Two days have passed in a state of constant waiting - every two hours the rangers would send us a weather report for Patriot Hills in Antarctica, and every two hours we were in a state of full readiness to leave, but... But it appeared as if the weather was only toying with us - at one point it seemed to be good for flying only to change to zero-zero weather minutes later. On day two, Sasha and I could not stand it anymore and visited the pilots to learn the forecast at first hand. We were treated to a delicious borsch (the guys continue their culinary exploits in Chile) and said visibility would not improve by Monday, while starting Monday the weather forecast promises intensified wind. As they put it, we were stuck in Punta Arenas for at least a week.

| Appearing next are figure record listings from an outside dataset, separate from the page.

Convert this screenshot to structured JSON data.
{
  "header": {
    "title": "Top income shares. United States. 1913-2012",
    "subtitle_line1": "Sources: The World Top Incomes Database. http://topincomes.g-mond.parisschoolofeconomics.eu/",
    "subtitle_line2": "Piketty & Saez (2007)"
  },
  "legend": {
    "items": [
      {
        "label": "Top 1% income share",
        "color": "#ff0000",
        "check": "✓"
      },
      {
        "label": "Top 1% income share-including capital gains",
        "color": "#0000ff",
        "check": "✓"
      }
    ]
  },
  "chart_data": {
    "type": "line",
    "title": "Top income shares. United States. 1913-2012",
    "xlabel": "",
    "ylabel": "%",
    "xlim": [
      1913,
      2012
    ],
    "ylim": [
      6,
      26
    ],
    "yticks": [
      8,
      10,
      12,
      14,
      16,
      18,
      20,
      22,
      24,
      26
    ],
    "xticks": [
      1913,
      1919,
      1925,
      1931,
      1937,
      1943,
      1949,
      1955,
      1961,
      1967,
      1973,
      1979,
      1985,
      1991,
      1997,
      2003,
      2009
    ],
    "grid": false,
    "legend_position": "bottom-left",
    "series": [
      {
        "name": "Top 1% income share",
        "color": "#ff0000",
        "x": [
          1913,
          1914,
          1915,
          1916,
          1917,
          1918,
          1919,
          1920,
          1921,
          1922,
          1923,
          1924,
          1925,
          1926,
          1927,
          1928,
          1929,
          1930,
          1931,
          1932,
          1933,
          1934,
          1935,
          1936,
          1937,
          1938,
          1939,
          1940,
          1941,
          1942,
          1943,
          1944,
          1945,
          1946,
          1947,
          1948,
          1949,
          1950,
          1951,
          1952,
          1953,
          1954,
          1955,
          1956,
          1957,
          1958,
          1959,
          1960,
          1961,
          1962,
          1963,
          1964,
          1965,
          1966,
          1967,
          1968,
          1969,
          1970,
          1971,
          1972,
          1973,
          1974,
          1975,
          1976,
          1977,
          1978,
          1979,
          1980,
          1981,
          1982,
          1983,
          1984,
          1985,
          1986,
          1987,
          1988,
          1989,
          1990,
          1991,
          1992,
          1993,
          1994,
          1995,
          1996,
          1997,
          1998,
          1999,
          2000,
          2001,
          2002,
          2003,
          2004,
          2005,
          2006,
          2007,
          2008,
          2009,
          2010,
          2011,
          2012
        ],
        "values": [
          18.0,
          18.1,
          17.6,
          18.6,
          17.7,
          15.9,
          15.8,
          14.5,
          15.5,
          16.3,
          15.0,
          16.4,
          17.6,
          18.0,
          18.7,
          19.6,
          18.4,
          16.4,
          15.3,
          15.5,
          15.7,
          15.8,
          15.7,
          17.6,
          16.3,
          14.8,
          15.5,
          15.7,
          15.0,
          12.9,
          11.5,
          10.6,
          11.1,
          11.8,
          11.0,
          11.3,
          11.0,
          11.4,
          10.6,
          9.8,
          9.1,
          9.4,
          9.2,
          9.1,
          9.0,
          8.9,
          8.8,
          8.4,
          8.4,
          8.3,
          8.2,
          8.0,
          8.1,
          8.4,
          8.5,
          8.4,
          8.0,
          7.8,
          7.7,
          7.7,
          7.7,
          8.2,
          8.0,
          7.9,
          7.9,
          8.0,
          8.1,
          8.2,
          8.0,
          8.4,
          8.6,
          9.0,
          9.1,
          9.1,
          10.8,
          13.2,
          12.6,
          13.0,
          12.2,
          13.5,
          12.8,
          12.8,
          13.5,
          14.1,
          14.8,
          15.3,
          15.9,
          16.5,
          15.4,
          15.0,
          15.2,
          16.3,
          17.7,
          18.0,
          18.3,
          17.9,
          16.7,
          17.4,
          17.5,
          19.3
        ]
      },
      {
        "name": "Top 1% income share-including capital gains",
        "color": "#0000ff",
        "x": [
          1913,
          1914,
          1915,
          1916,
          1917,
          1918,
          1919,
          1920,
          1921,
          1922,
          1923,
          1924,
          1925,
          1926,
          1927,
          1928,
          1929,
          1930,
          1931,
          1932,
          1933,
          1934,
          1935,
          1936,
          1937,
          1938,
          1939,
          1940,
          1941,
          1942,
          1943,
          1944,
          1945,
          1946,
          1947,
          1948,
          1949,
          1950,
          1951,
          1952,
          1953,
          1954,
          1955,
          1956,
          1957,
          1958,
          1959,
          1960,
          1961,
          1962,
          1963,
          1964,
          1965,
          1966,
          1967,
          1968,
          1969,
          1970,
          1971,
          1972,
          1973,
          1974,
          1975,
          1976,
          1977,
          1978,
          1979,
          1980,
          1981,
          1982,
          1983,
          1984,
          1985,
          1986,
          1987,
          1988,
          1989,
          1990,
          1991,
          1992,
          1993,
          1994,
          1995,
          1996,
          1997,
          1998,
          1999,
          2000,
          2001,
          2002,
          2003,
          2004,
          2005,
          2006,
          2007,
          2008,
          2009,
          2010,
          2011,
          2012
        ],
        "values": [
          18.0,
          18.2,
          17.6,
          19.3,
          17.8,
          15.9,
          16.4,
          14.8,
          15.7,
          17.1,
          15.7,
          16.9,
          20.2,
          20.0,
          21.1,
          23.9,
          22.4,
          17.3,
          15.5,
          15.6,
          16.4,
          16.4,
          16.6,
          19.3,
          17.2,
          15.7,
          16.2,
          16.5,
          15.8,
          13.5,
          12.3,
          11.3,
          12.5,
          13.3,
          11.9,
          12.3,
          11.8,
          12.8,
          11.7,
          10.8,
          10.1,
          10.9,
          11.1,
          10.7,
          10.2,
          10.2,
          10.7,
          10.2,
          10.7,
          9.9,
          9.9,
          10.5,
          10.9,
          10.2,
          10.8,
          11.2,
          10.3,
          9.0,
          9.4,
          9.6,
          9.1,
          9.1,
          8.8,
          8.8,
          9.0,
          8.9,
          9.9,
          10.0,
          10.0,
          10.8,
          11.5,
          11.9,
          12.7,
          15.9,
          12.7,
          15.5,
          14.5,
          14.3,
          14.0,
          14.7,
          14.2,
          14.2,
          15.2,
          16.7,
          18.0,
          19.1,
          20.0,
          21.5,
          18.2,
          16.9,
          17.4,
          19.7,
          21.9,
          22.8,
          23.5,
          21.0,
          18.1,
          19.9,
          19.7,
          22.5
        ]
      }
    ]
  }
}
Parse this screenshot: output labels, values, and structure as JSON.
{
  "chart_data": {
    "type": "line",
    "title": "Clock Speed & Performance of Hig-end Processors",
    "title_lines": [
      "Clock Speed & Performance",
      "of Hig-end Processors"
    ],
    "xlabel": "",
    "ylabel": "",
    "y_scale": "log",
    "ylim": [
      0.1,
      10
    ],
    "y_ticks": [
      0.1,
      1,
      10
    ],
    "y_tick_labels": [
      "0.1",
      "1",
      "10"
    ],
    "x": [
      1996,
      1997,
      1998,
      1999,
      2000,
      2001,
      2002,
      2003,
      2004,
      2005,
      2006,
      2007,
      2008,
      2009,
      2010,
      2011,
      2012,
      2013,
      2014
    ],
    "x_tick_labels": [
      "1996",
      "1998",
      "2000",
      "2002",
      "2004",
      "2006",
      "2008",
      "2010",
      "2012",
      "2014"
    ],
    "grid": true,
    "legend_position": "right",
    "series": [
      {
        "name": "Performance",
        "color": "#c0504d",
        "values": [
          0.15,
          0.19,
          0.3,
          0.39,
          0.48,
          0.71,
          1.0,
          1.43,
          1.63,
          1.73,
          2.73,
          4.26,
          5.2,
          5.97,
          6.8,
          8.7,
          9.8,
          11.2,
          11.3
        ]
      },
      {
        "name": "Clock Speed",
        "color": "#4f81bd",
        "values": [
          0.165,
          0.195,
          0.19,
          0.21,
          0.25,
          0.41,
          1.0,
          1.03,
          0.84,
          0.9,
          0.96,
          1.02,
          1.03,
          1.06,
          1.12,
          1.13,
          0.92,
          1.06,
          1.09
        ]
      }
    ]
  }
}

Downbeat, we returned to the hotel only to get a call - we are leaving! It turns out the rangers in Antarctica have added a few extra weather stations in Antarctica this year, and now they can see weather windows in which the plane can land. Indeed, giving us forty minutes to gather, the rangers took us to the airport and thirty minutes later Sasha Abramov and his team were already on their way to Antarctica. I remained in Punta Arenas to meet my team. Almost simultaneously with the IL-76 taking off, Sergey Lavrov, Yaroslav Sabyrbayev, and Konstantin Morozov landed in Punta Arenas. Tomorrow they will be followed by the remaining members of my team - Alexander Orlov and Vladimir Aristarkhov.

Later that night Sasha Abramov called me from Antarctica via satellite phone, reporting that the weather was good that they landed successfully at Patriot Hills. According to forecasts, the guys would almost immediately leave for the South Pole (Amundsen-Scott Antarctic station) and return to Patriot Hills on the same day.

We are looking forward to hearing from them.